Product Hunt yearly LeaderBoard to Google Sheet

I’m trying to scrape the Product Hunt yearly leaderboard and save the data to Google Sheets. 2023 | Product Hunt

My current flow uses Browser Extension Input but keeps timing out. Here’s my flow link: https://www.gumloop.com/pipeline?run_id=2oCFiGm5Wgxt6N3YBNp46B&workbook_id=tizj2qn9JMdg5k3jM4usks

I need help to build a flow:

  1. either with the Browser Extension approach or with Website Scraper
  2. Ensuring proper connection to Extract Data node
  3. Maintaining the current Google Sheets output format

Would appreciate any guidance on getting this flow working; or if you have a flow that is already working, please link below.

Hey, have you tried using the “Website Scraper” node with “advanced” mode toggled? Should be more reliable than the Browser Extension approach (for publicly available websites) to get the content in the first place. You can then connect this output to the “Extract Data node”

Hi @Arslan - thanks for taking the time to respond.
Yes. tried; didnt work for some reason; Scaraper → Data Extract note → spreadsheet; but output was blank.

Hey @learngumloop, no worries, will try to look into this now. I’m new to the flow building as well, so might take some time, but Gumloop is a powerful tool so shouldn’t be too hard.
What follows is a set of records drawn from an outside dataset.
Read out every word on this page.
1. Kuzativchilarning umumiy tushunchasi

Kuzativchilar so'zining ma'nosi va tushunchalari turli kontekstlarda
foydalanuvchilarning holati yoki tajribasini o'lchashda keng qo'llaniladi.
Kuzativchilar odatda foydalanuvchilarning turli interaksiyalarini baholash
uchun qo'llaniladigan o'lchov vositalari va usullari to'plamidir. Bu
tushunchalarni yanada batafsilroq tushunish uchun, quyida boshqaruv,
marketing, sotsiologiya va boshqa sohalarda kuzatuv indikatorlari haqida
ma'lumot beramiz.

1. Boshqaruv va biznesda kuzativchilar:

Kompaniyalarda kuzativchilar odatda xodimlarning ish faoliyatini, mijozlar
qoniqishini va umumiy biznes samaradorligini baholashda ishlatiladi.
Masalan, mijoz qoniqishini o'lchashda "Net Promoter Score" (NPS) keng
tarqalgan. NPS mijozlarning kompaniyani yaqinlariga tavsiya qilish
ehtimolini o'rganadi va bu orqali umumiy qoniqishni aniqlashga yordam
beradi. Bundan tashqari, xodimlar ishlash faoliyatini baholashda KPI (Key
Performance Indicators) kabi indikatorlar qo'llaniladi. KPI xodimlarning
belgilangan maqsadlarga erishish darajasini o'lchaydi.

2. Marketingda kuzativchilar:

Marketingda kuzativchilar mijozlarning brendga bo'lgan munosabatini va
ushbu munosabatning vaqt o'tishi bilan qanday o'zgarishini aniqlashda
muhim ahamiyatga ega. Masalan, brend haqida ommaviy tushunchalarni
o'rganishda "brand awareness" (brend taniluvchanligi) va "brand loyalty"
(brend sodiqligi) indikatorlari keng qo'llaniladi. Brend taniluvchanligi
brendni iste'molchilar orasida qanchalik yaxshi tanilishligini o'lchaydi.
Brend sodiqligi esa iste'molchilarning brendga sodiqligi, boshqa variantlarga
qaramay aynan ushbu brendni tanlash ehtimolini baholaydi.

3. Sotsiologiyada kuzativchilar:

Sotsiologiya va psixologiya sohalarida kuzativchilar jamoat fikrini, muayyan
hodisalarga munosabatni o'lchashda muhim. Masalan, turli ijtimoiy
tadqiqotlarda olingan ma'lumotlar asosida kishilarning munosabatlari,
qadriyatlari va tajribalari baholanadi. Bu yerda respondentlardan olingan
Will update as soon as I have something working

1 Like

@learngumloop this is working on my end: https://www.gumloop.com/pipeline?workbook_id=3P7BHKkbj3YFJ3SNx6Bbie

1 Like

@Arslan - Thank you. Its working, however, it seems its limiting to 18-20 rows max; what can we do to simulate the functionality of Page Down or Show More and extract the full list ? ( not just the top 10 or 20 ) ?

That’s strange @learngumloop, I was able to extract 68 entries with this flow, might be due to the model not being deterministic? How many do you need?

@Arslan - I am just learning GumLoop tool; so want to simulate the entire page load of ProductHunt till the end of the list; as PH is a good example directory listing. ( I am aiming to learn the extraction methods here - from completeness perspective - so the job finishes with full intended dataset )

hope that explains my learning objective!

gotcha @learngumloop I’m trying to scroll down manually but it seems almost like an infinite (or very very large) load, so not sure if you’d be able to get all the listings here just due to the sheer size of the page and scrolling required. Even if you were to use actions, it would probably time out due to the time it takes to scroll until “the end”

i believe it’s all the launches for that year on that page if you keep scrolling (40,000+ launches). That would probably time out any agent/web scraper

1 Like

@Arslan - I was trying to compare this feature with other tools like RoboMotion or RTILA - which have a NextPage or LoadMore ButtonClick function, along with a wait clock; however those tools are quite hard to work with so was just hoping gumloop would of some help here.

That said, I consider the original help request to be Solved for sure. Thanks for the collaboration.

This topic was automatically closed 60 minutes after the last reply. New replies are no longer allowed.